Anatomy of an Output Class - Writing PDFs
(Page 3 of 4 )
Adding Links
I've mentioned already that one of the early challenges I faced was dynamically adding hyperlinks to the PDF. It's a tricky thing to do because, unlike HTML, PDF associates links not with the words they're attached to, but with grid coordinates. So in order to add a hyperlink, you have to know the starting x and y coordinates for the hot spot, and you have to know the width and height of the hot spot. If you want to have your hyperlinks appear as a different color than the standard text, you also have to do that manually. So the routine goes as follows:
- Determine that a given piece of text should be a hyperlink.
Get its x and y coordinates and its height and width. If need be, change the text color. Write the text. If need be, change the text color back. Add the hyperlink based on the x and y coordinates and the width and height. Move on to the next piece of text.
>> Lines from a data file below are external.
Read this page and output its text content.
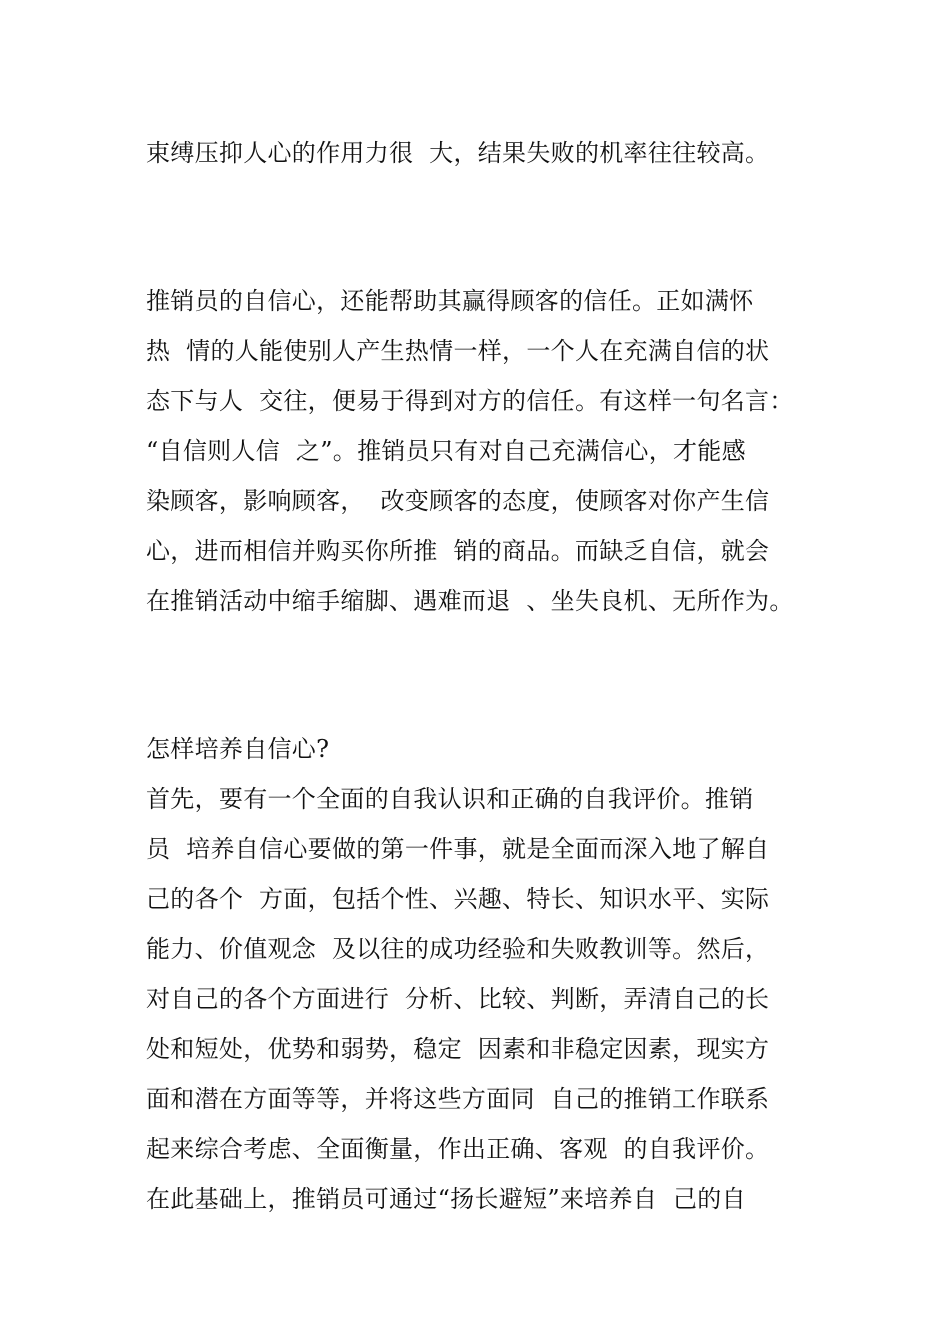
束缚压抑人心的作用力很  大，结果失败的机率往往较高。
推销员的自信心，还能帮助其赢得顾客的信任。正如满怀
热  情的人能使别人产生热情一样，一个人在充满自信的状
态下与人  交往，便易于得到对方的信任。有这样一句名言：
“自信则人信  之”。推销员只有对自己充满信心，才能感
染顾客，影响顾客，  改变顾客的态度，使顾客对你产生信
心，进而相信并购买你所推  销的商品。而缺乏自信，就会
在推销活动中缩手缩脚、遇难而退  、坐失良机、无所作为。
怎样培养自信心?
首先，要有一个全面的自我认识和正确的自我评价。推销
员  培养自信心要做的第一件事，就是全面而深入地了解自
己的各个  方面，包括个性、兴趣、特长、知识水平、实际
能力、价值观念  及以往的成功经验和失败教训等。然后，
对自己的各个方面进行  分析、比较、判断，弄清自己的长
处和短处，优势和弱势，稳定  因素和非稳定因素，现实方
面和潜在方面等等，并将这些方面同  自己的推销工作联系
起来综合考虑、全面衡量，作出正确、客观  的自我评价。
在此基础上，推销员可通过“扬长避短”来培养自  己的自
If you're building your columns and rows manually with set widths and coordinates, this is no big deal, but remember that we're putting all of this together dynamically, so we don't know from the start where these coordinates are going to fall. At all times while I'm writing a page of the PDF, I keep track of the x and y coordinates of my cursor and how wide and tall each bit of text is. This makes it easy to add hyperlinks if they've been specified. As I move across the page, I increment my y value by the height of the given text plus any vertical spacing and my x value by the width of the given text plus any horizontal spacing and gutter. But how do we determine these widths on the fly?
Calculating Column WidthsCalculating column widths and row heights was actually the hardest part of this project. On the surface, it seems fairly easy: Just take the page width, subtract from it the total of the widest columns, and divide the difference to calculate the gutter to place between columns. This would be great if you had unlimited page width, but I'm usually working with legal sized reports, some of which contain 20 or 30 columns, including one for comments of (potentially) several hundred characters.
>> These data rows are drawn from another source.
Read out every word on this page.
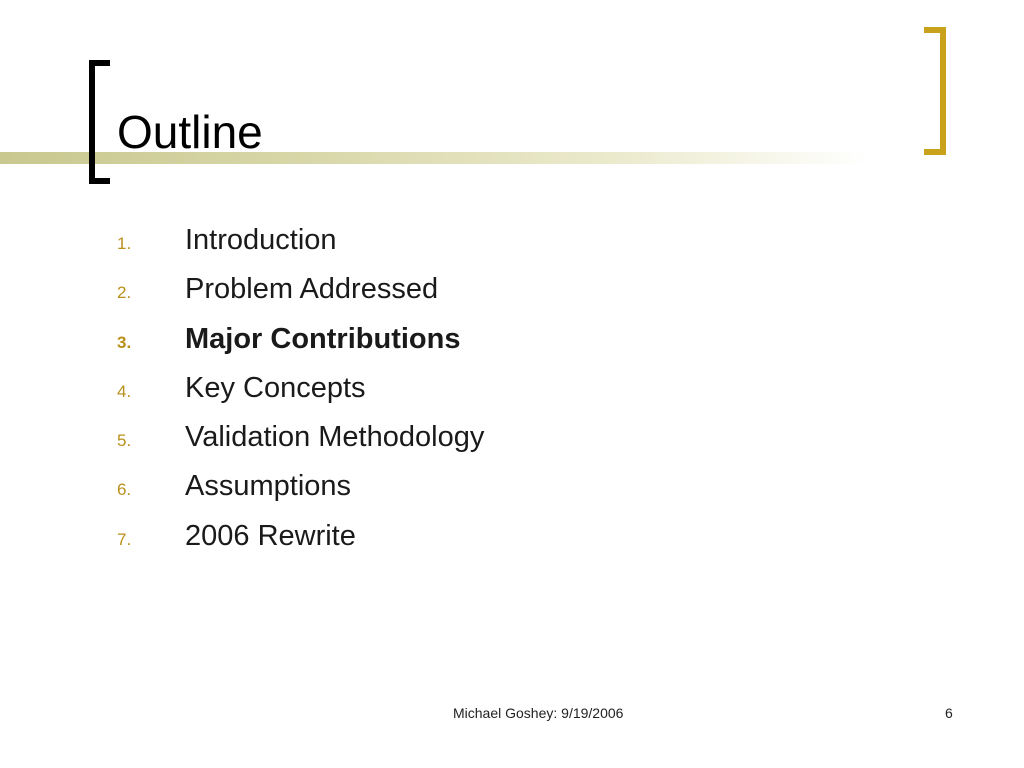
Outline
1.	Introduction
2.	Problem Addressed
3.	Major Contributions
4.	Key Concepts
5.	Validation Methodology
6.	Assumptions
7.	2006 Rewrite
Michael Goshey: 9/19/2006	6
It doesn't take long in these circumstances for the total of the widest columns to exceed the page width, giving you negative gutter sizes, which makes for really ugly PDFs. There are two ways to handle this. The first is to determine the difference between the actual and the available widths and, if the actual exceeds the available, to truncate any columns that exceed the width of the actual width divided by the number of columns (plus a little gutter). The second is to wrap long columns over multiple rows.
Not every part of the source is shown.